B&M, which has grown from 27 to 370 stores since it was bought by the Arora brothers in 2004, has been 60 per cent owned by private equity fund Clayton Dubilier & Rice since 2012.
Simon, Bobby and Robin Arora became multi-millionaires when the US private equity outfit took its stake, and stand to make even more during the initial public offering. The Sunday Times yesterday put the combined wealth of the Sale-born brothers at £1.4bn, up from £1.1bn a year ago.

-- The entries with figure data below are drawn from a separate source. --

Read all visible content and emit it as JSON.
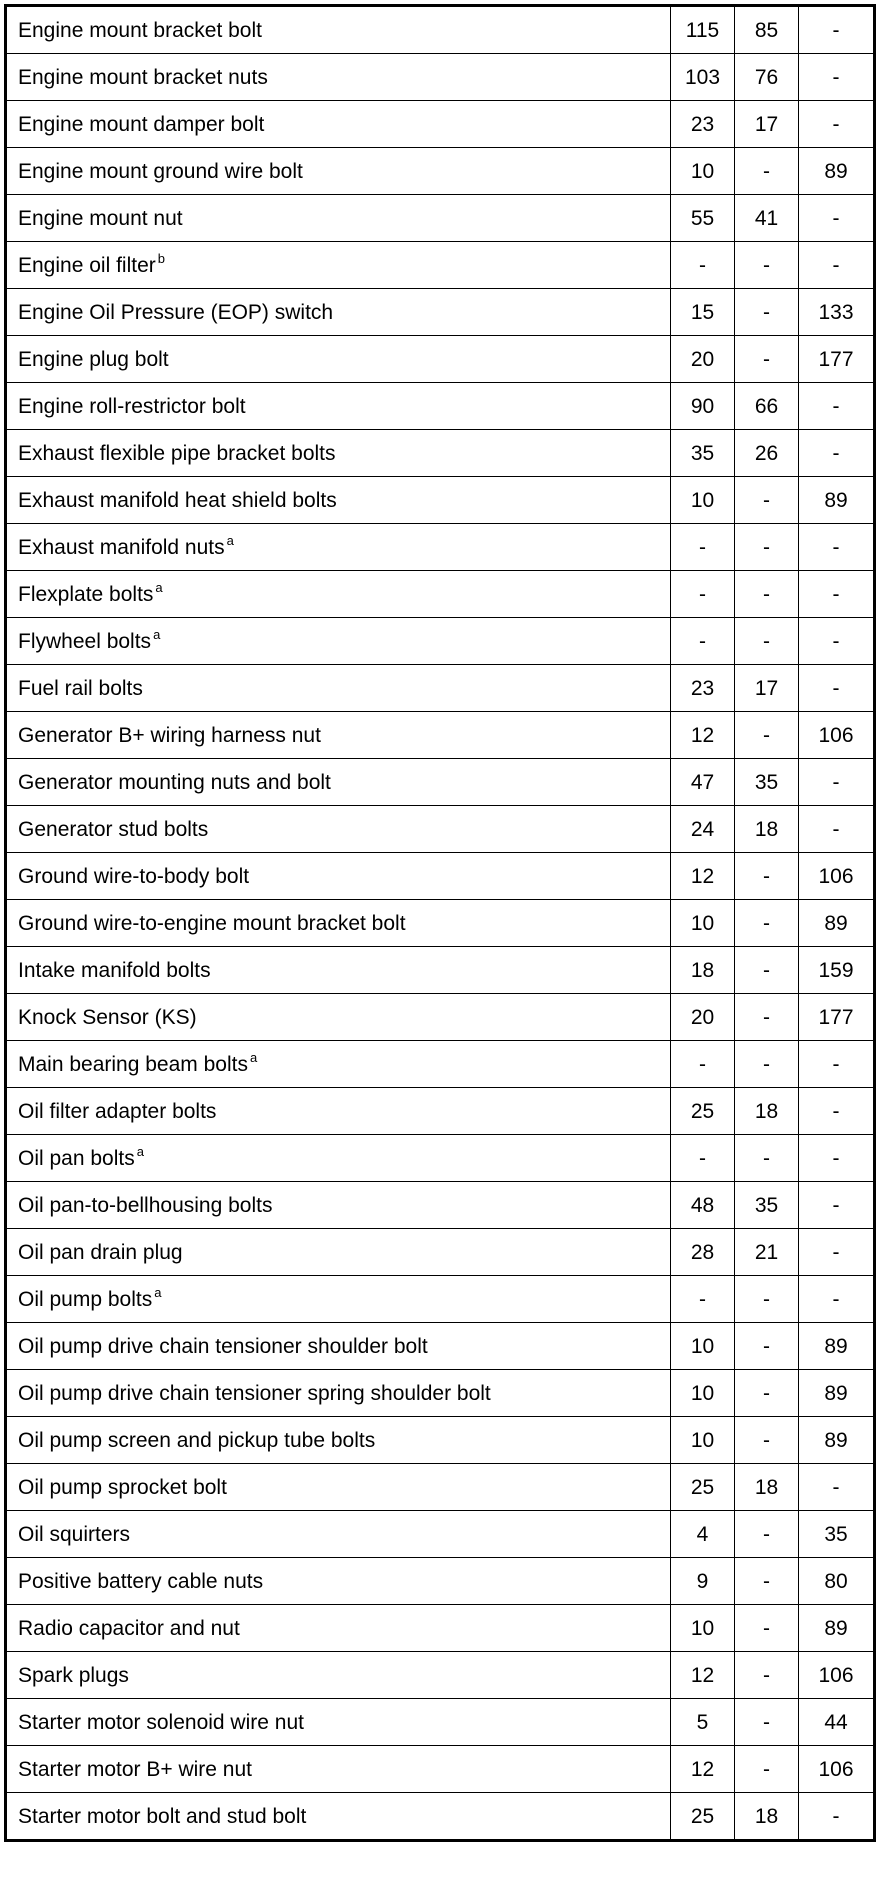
{
  "rows": [
    {
      "name": "Engine mount bracket bolt",
      "note": "",
      "nm": "115",
      "lbft": "85",
      "lbin": "-"
    },
    {
      "name": "Engine mount bracket nuts",
      "note": "",
      "nm": "103",
      "lbft": "76",
      "lbin": "-"
    },
    {
      "name": "Engine mount damper bolt",
      "note": "",
      "nm": "23",
      "lbft": "17",
      "lbin": "-"
    },
    {
      "name": "Engine mount ground wire bolt",
      "note": "",
      "nm": "10",
      "lbft": "-",
      "lbin": "89"
    },
    {
      "name": "Engine mount nut",
      "note": "",
      "nm": "55",
      "lbft": "41",
      "lbin": "-"
    },
    {
      "name": "Engine oil filter",
      "note": "b",
      "nm": "-",
      "lbft": "-",
      "lbin": "-"
    },
    {
      "name": "Engine Oil Pressure (EOP) switch",
      "note": "",
      "nm": "15",
      "lbft": "-",
      "lbin": "133"
    },
    {
      "name": "Engine plug bolt",
      "note": "",
      "nm": "20",
      "lbft": "-",
      "lbin": "177"
    },
    {
      "name": "Engine roll-restrictor bolt",
      "note": "",
      "nm": "90",
      "lbft": "66",
      "lbin": "-"
    },
    {
      "name": "Exhaust flexible pipe bracket bolts",
      "note": "",
      "nm": "35",
      "lbft": "26",
      "lbin": "-"
    },
    {
      "name": "Exhaust manifold heat shield bolts",
      "note": "",
      "nm": "10",
      "lbft": "-",
      "lbin": "89"
    },
    {
      "name": "Exhaust manifold nuts",
      "note": "a",
      "nm": "-",
      "lbft": "-",
      "lbin": "-"
    },
    {
      "name": "Flexplate bolts",
      "note": "a",
      "nm": "-",
      "lbft": "-",
      "lbin": "-"
    },
    {
      "name": "Flywheel bolts",
      "note": "a",
      "nm": "-",
      "lbft": "-",
      "lbin": "-"
    },
    {
      "name": "Fuel rail bolts",
      "note": "",
      "nm": "23",
      "lbft": "17",
      "lbin": "-"
    },
    {
      "name": "Generator B+ wiring harness nut",
      "note": "",
      "nm": "12",
      "lbft": "-",
      "lbin": "106"
    },
    {
      "name": "Generator mounting nuts and bolt",
      "note": "",
      "nm": "47",
      "lbft": "35",
      "lbin": "-"
    },
    {
      "name": "Generator stud bolts",
      "note": "",
      "nm": "24",
      "lbft": "18",
      "lbin": "-"
    },
    {
      "name": "Ground wire-to-body bolt",
      "note": "",
      "nm": "12",
      "lbft": "-",
      "lbin": "106"
    },
    {
      "name": "Ground wire-to-engine mount bracket bolt",
      "note": "",
      "nm": "10",
      "lbft": "-",
      "lbin": "89"
    },
    {
      "name": "Intake manifold bolts",
      "note": "",
      "nm": "18",
      "lbft": "-",
      "lbin": "159"
    },
    {
      "name": "Knock Sensor (KS)",
      "note": "",
      "nm": "20",
      "lbft": "-",
      "lbin": "177"
    },
    {
      "name": "Main bearing beam bolts",
      "note": "a",
      "nm": "-",
      "lbft": "-",
      "lbin": "-"
    },
    {
      "name": "Oil filter adapter bolts",
      "note": "",
      "nm": "25",
      "lbft": "18",
      "lbin": "-"
    },
    {
      "name": "Oil pan bolts",
      "note": "a",
      "nm": "-",
      "lbft": "-",
      "lbin": "-"
    },
    {
      "name": "Oil pan-to-bellhousing bolts",
      "note": "",
      "nm": "48",
      "lbft": "35",
      "lbin": "-"
    },
    {
      "name": "Oil pan drain plug",
      "note": "",
      "nm": "28",
      "lbft": "21",
      "lbin": "-"
    },
    {
      "name": "Oil pump bolts",
      "note": "a",
      "nm": "-",
      "lbft": "-",
      "lbin": "-"
    },
    {
      "name": "Oil pump drive chain tensioner shoulder bolt",
      "note": "",
      "nm": "10",
      "lbft": "-",
      "lbin": "89"
    },
    {
      "name": "Oil pump drive chain tensioner spring shoulder bolt",
      "note": "",
      "nm": "10",
      "lbft": "-",
      "lbin": "89"
    },
    {
      "name": "Oil pump screen and pickup tube bolts",
      "note": "",
      "nm": "10",
      "lbft": "-",
      "lbin": "89"
    },
    {
      "name": "Oil pump sprocket bolt",
      "note": "",
      "nm": "25",
      "lbft": "18",
      "lbin": "-"
    },
    {
      "name": "Oil squirters",
      "note": "",
      "nm": "4",
      "lbft": "-",
      "lbin": "35"
    },
    {
      "name": "Positive battery cable nuts",
      "note": "",
      "nm": "9",
      "lbft": "-",
      "lbin": "80"
    },
    {
      "name": "Radio capacitor and nut",
      "note": "",
      "nm": "10",
      "lbft": "-",
      "lbin": "89"
    },
    {
      "name": "Spark plugs",
      "note": "",
      "nm": "12",
      "lbft": "-",
      "lbin": "106"
    },
    {
      "name": "Starter motor solenoid wire nut",
      "note": "",
      "nm": "5",
      "lbft": "-",
      "lbin": "44"
    },
    {
      "name": "Starter motor B+ wire nut",
      "note": "",
      "nm": "12",
      "lbft": "-",
      "lbin": "106"
    },
    {
      "name": "Starter motor bolt and stud bolt",
      "note": "",
      "nm": "25",
      "lbft": "18",
      "lbin": "-"
    }
  ]
}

B&M sells everything from instant noodles and baked beans to patio furniture. The firm posted revenue growth of 31.5 per cent to nearly £1bn in 2012 and now employs more than 11,000 staff.
BEHIND THE DEAL
ANDREW TUSA | BANK OF AMERICA MERRILL LYNCH
1 Before Tusa moved into the City he spent seven years touring the globe as an opera singer, having studied music at New College, Oxford. He is a tenor.
2 Tusa appears with Winchester College choir on the live CD Mozart Salzburg Masses, dubbed one of the best 10 classical records of the year by The Times when it was released in 1991.
3 Today, Tusa is managing director of corporate broking at Bank of America Merrill Lynch, having joined in 2005. He previously spent nine years at Deutsche Asset Management.
Also expected to be announced on B&M’s intention to float document as early as this week are Goldman Sachs’ co-head of UK investment banking Anthony Gutman and Lazard’s head of equity capital markets Charlie Foreman.